A Luxury Hotel Recycling Food Waste

The Main, the 40-story Garden Tower, and the Garden Court office building at Hotel New Otani Tokyo

Large-scale hotels are locations where vast quantities of food are prepared and consumed every day. For more than twenty years, one large hotel in Tokyo has continued its on-site initiatives to turn food waste from within the hotel into a resource.

An explanatory sign alongside a contracted farmer’s rice paddy

The Hotel New Otani (Tokyo), which opened in 1964, is known as a luxury hotel representing Japan. Three buildings – The Main, the 40-story Garden Tower, and the Garden Court office building – have been built on the approximately 70,000 m2 grounds, formerly the site of a feudal lord’s mansion, while preserving the large Japanese garden.
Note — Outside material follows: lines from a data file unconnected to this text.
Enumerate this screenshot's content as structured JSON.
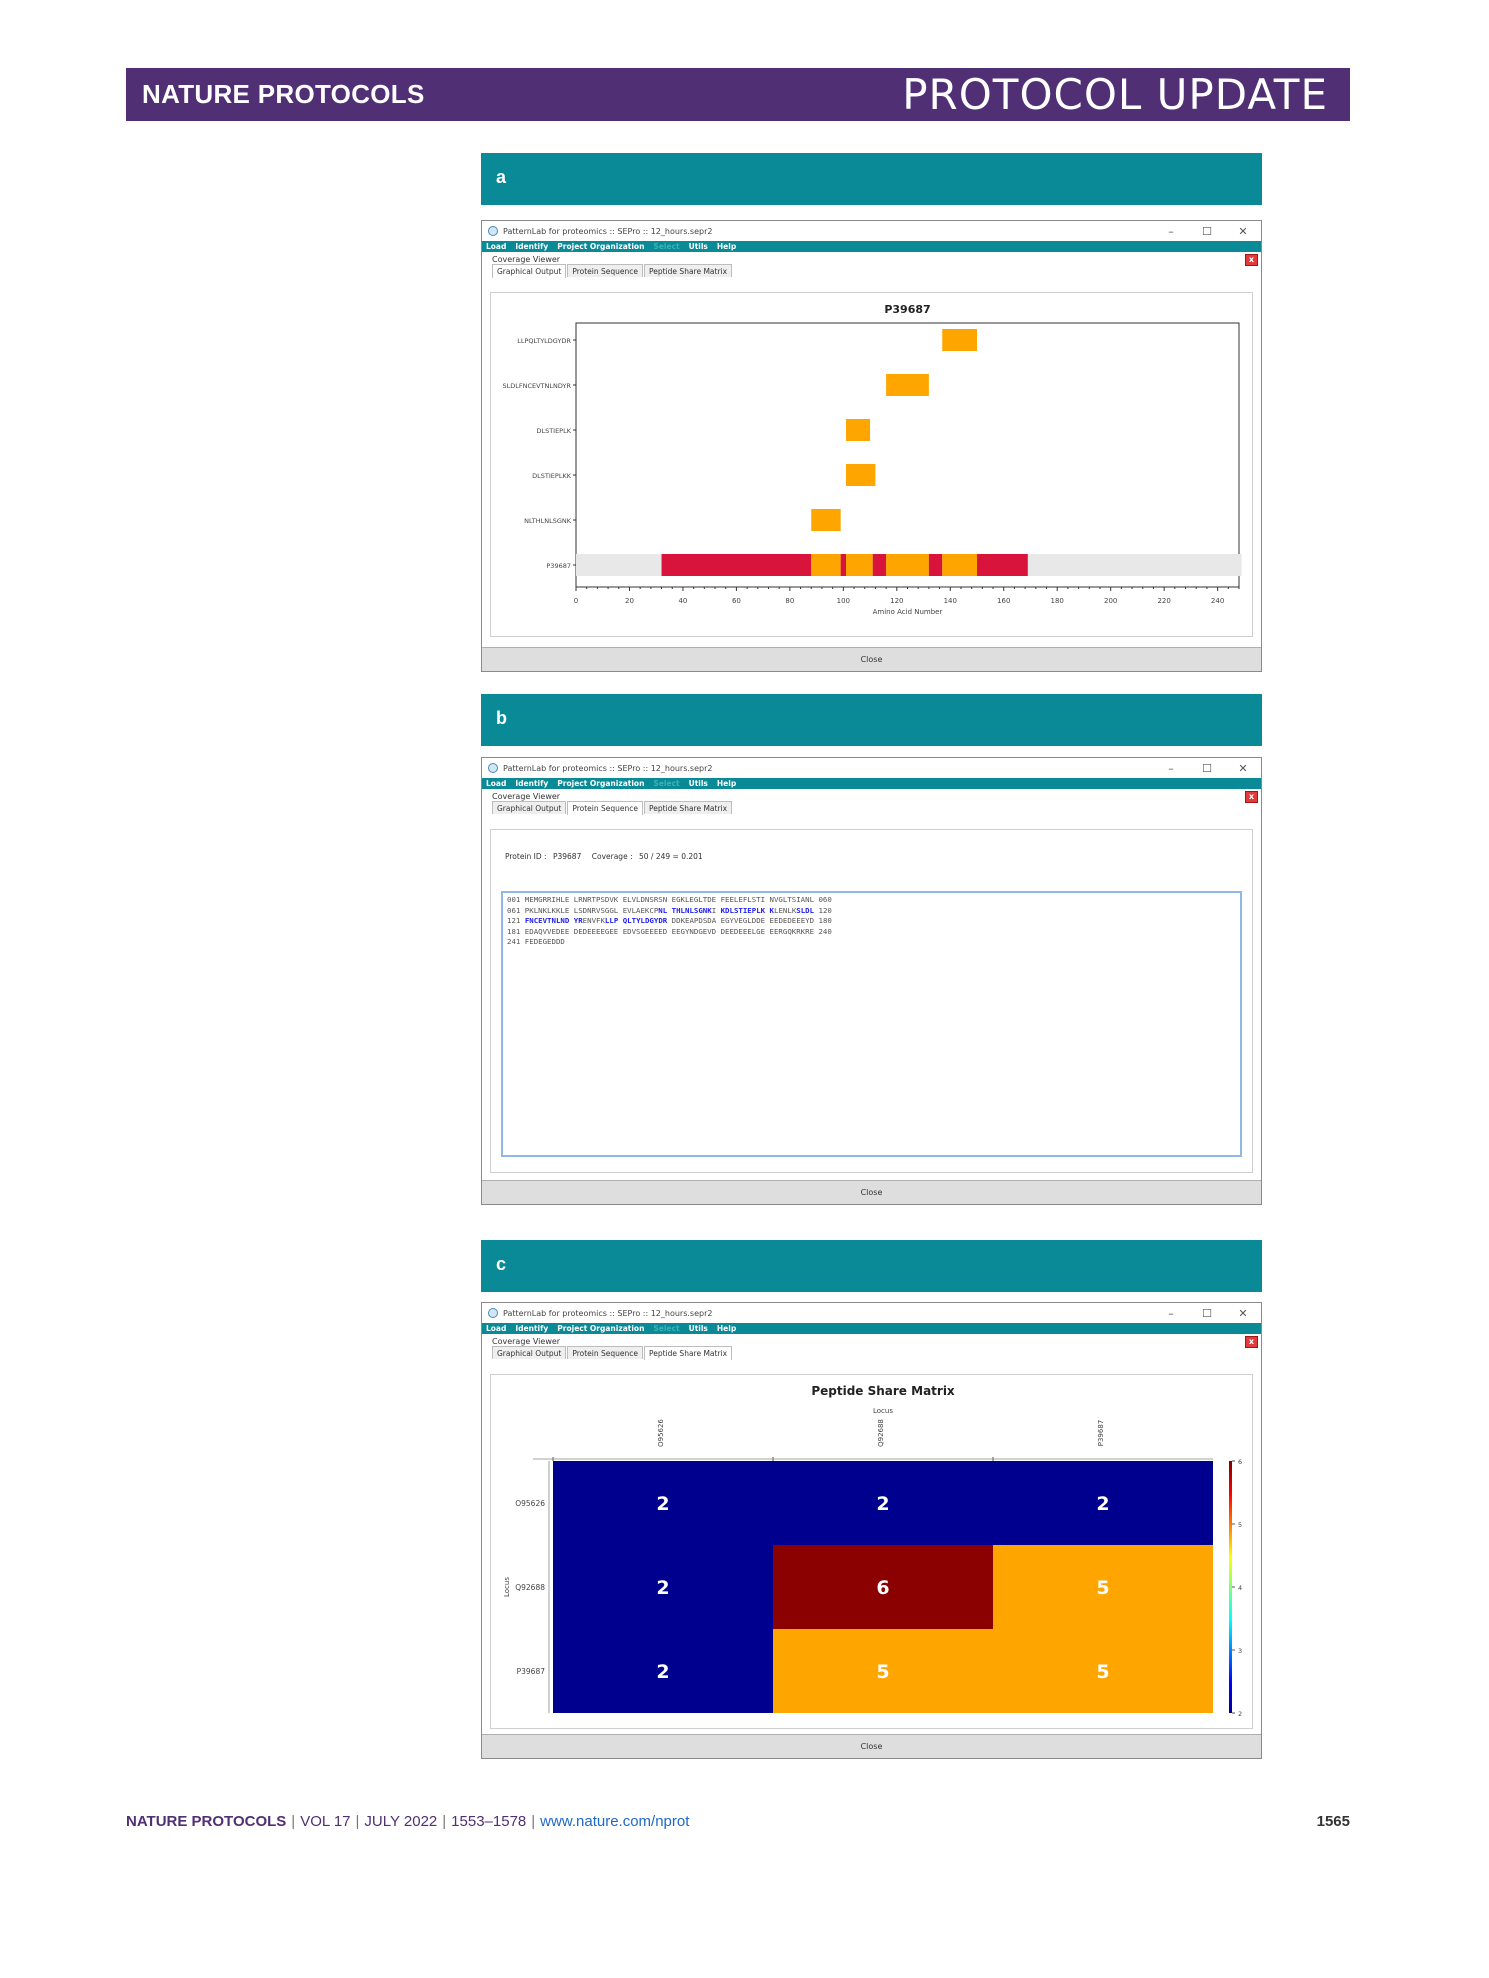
{
  "header": {
    "journal": "NATURE PROTOCOLS",
    "section": "PROTOCOL UPDATE"
  },
  "panels": [
    {
      "label": "a"
    },
    {
      "label": "b"
    },
    {
      "label": "c"
    }
  ],
  "window": {
    "title": "PatternLab for proteomics :: SEPro :: 12_hours.sepr2",
    "menu": [
      "Load",
      "Identify",
      "Project Organization",
      "Select",
      "Utils",
      "Help"
    ],
    "viewer_label": "Coverage Viewer",
    "tabs": [
      "Graphical Output",
      "Protein Sequence",
      "Peptide Share Matrix"
    ],
    "close_x": "x",
    "close_button": "Close"
  },
  "protein_sequence": {
    "protein_id_label": "Protein ID :",
    "protein_id": "P39687",
    "coverage_label": "Coverage :",
    "coverage_value": "50 / 249 = 0.201",
    "lines": [
      [
        {
          "t": "001 MEMGRRIHLE LRNRTPSDVK ELVLDNSRSN EGKLEGLTDE FEELEFLSTI NVGLTSIANL 060",
          "h": false
        }
      ],
      [
        {
          "t": "061 PKLNKLKKLE LSDNRVSGGL EVLAEKCP",
          "h": false
        },
        {
          "t": "NL THLNLSGNK",
          "h": true
        },
        {
          "t": "I ",
          "h": false
        },
        {
          "t": "KDLSTIEPLK K",
          "h": true
        },
        {
          "t": "LENLK",
          "h": false
        },
        {
          "t": "SLDL",
          "h": true
        },
        {
          "t": " 120",
          "h": false
        }
      ],
      [
        {
          "t": "121 ",
          "h": false
        },
        {
          "t": "FNCEVTNLND YR",
          "h": true
        },
        {
          "t": "ENVFK",
          "h": false
        },
        {
          "t": "LLP QLTYLDGYDR",
          "h": true
        },
        {
          "t": " DDKEAPDSDA EGYVEGLDDE EEDEDEEEYD 180",
          "h": false
        }
      ],
      [
        {
          "t": "181 EDAQVVEDEE DEDEEEEGEE EDVSGEEEED EEGYNDGEVD DEEDEEELGE EERGQKRKRE 240",
          "h": false
        }
      ],
      [
        {
          "t": "241 FEDEGEDDD",
          "h": false
        }
      ]
    ]
  },
  "chart_data": [
    {
      "type": "bar",
      "subtype": "horizontal-range",
      "title": "P39687",
      "xlabel": "Amino Acid Number",
      "ylabel": "",
      "xlim": [
        0,
        248
      ],
      "xticks": [
        0,
        20,
        40,
        60,
        80,
        100,
        120,
        140,
        160,
        180,
        200,
        220,
        240
      ],
      "categories": [
        "LLPQLTYLDGYDR",
        "SLDLFNCEVTNLNDYR",
        "DLSTIEPLK",
        "DLSTIEPLKK",
        "NLTHLNLSGNK",
        "P39687"
      ],
      "series": [
        {
          "ranges": [
            [
              137,
              150
            ]
          ]
        },
        {
          "ranges": [
            [
              116,
              132
            ]
          ]
        },
        {
          "ranges": [
            [
              101,
              110
            ]
          ]
        },
        {
          "ranges": [
            [
              101,
              112
            ]
          ]
        },
        {
          "ranges": [
            [
              88,
              99
            ]
          ]
        },
        {
          "protein_length": 249,
          "segments": [
            {
              "range": [
                32,
                88
              ],
              "color": "#d8143c"
            },
            {
              "range": [
                88,
                99
              ],
              "color": "#ffa500"
            },
            {
              "range": [
                99,
                101
              ],
              "color": "#d8143c"
            },
            {
              "range": [
                101,
                111
              ],
              "color": "#ffa500"
            },
            {
              "range": [
                111,
                116
              ],
              "color": "#d8143c"
            },
            {
              "range": [
                116,
                132
              ],
              "color": "#ffa500"
            },
            {
              "range": [
                132,
                137
              ],
              "color": "#d8143c"
            },
            {
              "range": [
                137,
                150
              ],
              "color": "#ffa500"
            },
            {
              "range": [
                150,
                169
              ],
              "color": "#d8143c"
            }
          ]
        }
      ],
      "colors": {
        "peptide": "#ffa500",
        "overlap": "#d8143c",
        "background": "#e8e8e8"
      }
    },
    {
      "type": "heatmap",
      "title": "Peptide Share Matrix",
      "xlabel": "Locus",
      "ylabel": "Locus",
      "x": [
        "O95626",
        "Q92688",
        "P39687"
      ],
      "y": [
        "O95626",
        "Q92688",
        "P39687"
      ],
      "values": [
        [
          2,
          2,
          2
        ],
        [
          2,
          6,
          5
        ],
        [
          2,
          5,
          5
        ]
      ],
      "colorbar": {
        "min": 2,
        "max": 6,
        "ticks": [
          2,
          3,
          4,
          5,
          6
        ]
      },
      "colors": {
        "2": "#00008f",
        "5": "#ffa500",
        "6": "#8b0000"
      }
    }
  ],
  "footer": {
    "journal": "NATURE PROTOCOLS",
    "volume": "VOL 17",
    "issue": "JULY 2022",
    "pages": "1553–1578",
    "url": "www.nature.com/nprot",
    "page_number": "1565"
  }
}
With 1,479 rooms, the hotel welcomes many guests from within Japan and abroad.

Within the expansive buildings are 37 bars and restaurants, featuring French, Japanese, Chinese, and other cuisines, and guests can enjoy various foods and drinks. However, 3,500 to 4,000 kilograms of food waste are produced per day on average in the kitchens of these restaurants and bars within the hotel. At first, disposal of this food waste was the only option, but hotel employees suggested the food waste might be reused as some sort of a resource, and this led the hotel to consider the idea. As a result, a compost plant was installed on the hotel grounds in 1999 that can process up to 5,000 kilograms of food waste per day, and since then, has created a system to reuse 100% of the food waste as a resource.
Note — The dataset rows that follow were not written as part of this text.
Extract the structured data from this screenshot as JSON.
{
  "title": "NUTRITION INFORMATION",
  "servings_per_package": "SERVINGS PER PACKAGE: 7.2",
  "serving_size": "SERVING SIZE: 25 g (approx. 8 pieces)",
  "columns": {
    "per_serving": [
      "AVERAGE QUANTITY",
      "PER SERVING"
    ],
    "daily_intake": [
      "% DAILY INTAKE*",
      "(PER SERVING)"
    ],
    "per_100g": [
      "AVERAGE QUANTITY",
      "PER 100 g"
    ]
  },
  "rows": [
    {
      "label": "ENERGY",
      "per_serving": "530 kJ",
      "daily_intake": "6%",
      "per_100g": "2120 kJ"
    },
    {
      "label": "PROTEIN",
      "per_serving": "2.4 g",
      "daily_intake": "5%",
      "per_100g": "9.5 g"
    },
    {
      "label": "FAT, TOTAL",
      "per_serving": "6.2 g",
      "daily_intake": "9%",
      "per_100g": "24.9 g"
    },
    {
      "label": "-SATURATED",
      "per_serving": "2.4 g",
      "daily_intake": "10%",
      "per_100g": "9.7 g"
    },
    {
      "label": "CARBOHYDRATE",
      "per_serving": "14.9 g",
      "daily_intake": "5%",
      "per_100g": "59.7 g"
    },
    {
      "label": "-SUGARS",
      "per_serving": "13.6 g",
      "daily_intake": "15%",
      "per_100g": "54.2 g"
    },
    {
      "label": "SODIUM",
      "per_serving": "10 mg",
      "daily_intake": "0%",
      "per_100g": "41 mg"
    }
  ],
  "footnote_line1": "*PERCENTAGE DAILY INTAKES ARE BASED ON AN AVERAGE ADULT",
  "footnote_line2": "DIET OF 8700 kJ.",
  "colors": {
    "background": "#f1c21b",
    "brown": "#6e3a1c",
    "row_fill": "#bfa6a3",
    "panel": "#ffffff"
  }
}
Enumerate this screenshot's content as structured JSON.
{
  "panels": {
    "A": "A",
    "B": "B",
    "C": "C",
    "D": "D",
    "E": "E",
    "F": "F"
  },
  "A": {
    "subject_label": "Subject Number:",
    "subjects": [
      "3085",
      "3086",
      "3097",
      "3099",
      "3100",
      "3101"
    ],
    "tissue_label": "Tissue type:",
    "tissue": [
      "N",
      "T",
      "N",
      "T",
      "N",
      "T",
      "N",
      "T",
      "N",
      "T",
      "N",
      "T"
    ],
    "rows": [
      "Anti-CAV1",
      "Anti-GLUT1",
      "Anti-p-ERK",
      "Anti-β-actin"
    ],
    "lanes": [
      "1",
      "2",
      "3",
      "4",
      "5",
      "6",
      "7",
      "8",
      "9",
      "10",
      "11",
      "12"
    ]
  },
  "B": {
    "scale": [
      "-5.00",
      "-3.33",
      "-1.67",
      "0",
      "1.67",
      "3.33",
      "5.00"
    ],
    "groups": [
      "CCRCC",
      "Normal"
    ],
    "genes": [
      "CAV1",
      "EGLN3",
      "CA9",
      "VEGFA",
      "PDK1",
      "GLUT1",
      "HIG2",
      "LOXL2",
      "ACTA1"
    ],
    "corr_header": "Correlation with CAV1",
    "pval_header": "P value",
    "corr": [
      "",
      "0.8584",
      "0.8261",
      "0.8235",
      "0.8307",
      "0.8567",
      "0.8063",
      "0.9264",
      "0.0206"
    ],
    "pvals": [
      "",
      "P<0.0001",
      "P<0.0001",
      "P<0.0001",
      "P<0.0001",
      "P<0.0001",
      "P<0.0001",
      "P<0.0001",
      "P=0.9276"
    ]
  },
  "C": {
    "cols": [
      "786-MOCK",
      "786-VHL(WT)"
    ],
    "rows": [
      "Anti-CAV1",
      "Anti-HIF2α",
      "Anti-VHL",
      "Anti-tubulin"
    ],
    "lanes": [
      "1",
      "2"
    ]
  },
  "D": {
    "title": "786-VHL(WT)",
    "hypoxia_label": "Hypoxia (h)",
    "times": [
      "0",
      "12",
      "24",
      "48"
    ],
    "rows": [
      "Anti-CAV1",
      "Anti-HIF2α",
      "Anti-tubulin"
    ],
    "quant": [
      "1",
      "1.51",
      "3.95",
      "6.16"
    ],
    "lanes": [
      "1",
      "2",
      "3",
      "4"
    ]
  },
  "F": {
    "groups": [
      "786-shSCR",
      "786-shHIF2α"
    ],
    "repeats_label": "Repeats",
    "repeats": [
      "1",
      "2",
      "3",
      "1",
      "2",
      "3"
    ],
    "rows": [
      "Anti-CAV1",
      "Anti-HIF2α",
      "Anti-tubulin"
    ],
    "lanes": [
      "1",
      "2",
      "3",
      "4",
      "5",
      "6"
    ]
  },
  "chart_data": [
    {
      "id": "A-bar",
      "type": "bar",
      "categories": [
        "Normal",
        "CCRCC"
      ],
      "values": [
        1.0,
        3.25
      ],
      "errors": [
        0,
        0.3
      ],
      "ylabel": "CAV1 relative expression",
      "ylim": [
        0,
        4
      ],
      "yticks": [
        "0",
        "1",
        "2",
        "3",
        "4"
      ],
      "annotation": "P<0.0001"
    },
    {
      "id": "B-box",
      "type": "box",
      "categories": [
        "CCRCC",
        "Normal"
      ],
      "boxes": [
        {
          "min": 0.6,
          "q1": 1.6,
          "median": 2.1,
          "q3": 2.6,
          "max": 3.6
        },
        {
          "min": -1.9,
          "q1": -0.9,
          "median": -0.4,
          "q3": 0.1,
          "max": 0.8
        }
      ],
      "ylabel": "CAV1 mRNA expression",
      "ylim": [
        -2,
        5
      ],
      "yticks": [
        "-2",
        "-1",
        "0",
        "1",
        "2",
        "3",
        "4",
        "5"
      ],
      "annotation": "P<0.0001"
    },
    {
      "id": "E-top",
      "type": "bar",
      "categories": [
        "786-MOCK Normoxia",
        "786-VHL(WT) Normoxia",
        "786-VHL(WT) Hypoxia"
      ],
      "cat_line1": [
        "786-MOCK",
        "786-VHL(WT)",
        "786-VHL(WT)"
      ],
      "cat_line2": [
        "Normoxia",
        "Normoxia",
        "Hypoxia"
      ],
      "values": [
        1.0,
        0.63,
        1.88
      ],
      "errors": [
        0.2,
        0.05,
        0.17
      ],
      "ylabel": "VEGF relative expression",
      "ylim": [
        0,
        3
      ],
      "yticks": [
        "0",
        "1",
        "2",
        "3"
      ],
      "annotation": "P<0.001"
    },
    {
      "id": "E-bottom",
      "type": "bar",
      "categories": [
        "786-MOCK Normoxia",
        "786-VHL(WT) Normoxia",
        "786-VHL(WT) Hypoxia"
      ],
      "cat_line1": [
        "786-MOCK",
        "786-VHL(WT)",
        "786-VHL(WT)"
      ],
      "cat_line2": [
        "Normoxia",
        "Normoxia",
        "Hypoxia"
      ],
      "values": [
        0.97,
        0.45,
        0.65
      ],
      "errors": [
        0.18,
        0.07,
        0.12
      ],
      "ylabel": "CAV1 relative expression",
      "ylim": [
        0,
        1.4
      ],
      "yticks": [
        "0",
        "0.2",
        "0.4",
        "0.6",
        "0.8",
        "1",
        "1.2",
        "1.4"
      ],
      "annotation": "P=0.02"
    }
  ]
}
The food waste extracted from hotel kitchens is dried that day at the compost plant with high temperature vapors using exhaust heat from hotel boilers, etc. More than 80% of food waste is water, and so the volume of dried food waste is about 1/5 to 1/6 of what it was before being dried. After letting it ferment in a fermenter for one week, the waste is then transported to a specialty compost center in Tochigi Prefecture that produces compost. There it is mixed with sawdust and left to ferment a second time, creating compost. The completed compost is delivered to cooperating farmers. When rice or vegetables that are organically grown or grown with reduced pesticide using this compost are ready, they are bought by the hotel and used mainly in the employee dining room.

A basket of a contracted farmer’s produce

Kumaki Yoshio, head of the hotel’s Facility Management Department, says, “We have cooperating farmers from eight farms using this food waste compost to grow produce. The risk is low for farmers and the situation is reliable for us, as the volume of produce is determined by the yearly contract and is collected at a set price, even when the crop yield isn’t so good.”
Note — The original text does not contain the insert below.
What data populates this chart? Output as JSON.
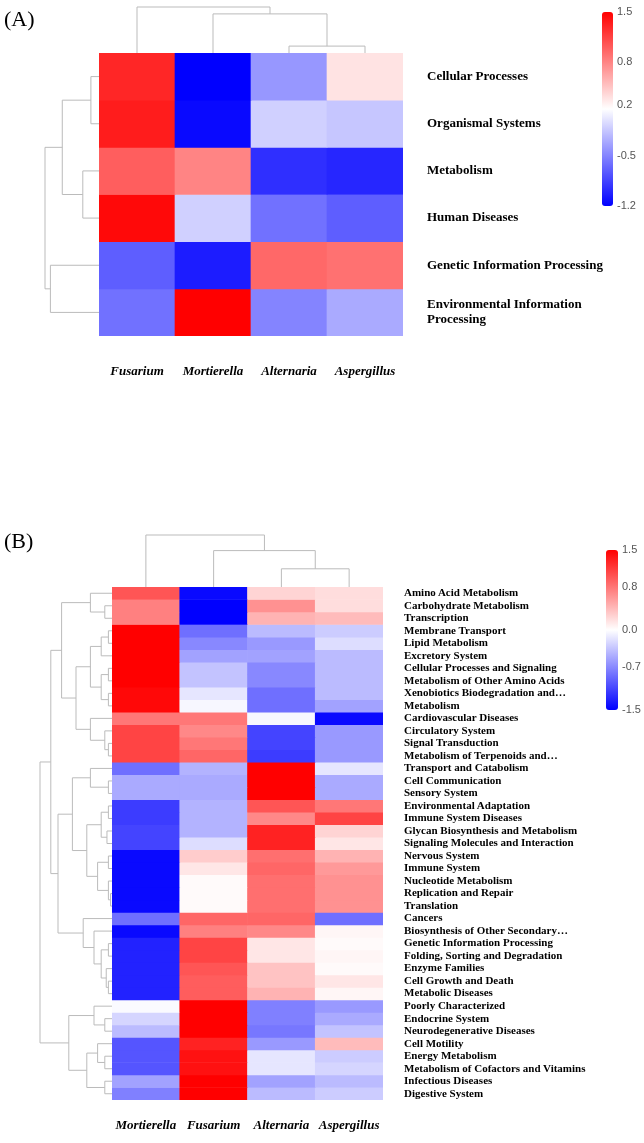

Food waste recycling with a compost plant has been established as a cyclical model project that doesn’t create a deficit.

“Our hotel features a wide variety of functions, or put another way, it is a mini-city model,” says Kumaki. “In addition to food waste recycling, there are also facilities to create drinking water from underground water on the hotel grounds, creating a water supply for emergencies, for example. We are aiming to create a cyclical community together with our customers and also with our staff and nearby residents.”

Currently, the recycling rate of garbage at all buildings of the Hotel New Otani Tokyo is about 75 to 76%, including the food waste recycling through the compost plant. Kumaki says that the next issues in improving the recycling rate and decreasing garbage are paper and waste plastic. He says that they have begun experimenting with dissolving shredded paper waste and reprocessing it into cardboard. Also, since July 2019, they have changed from plastic-made straws to paper ones at all bars and restaurants within the hotel, and they no longer provide straws unless necessary after checking with guests. Kumaki continues, saying that it is important to widely communicate these initiatives moving forward.

“Protecting a garden of abundant greenery and 400 years of history, our hotel has made consideration for the environment a principle since it opened. Moving forward, we think it is important to communicate these efforts in a way that is easy to understand and to connect with the next generation.”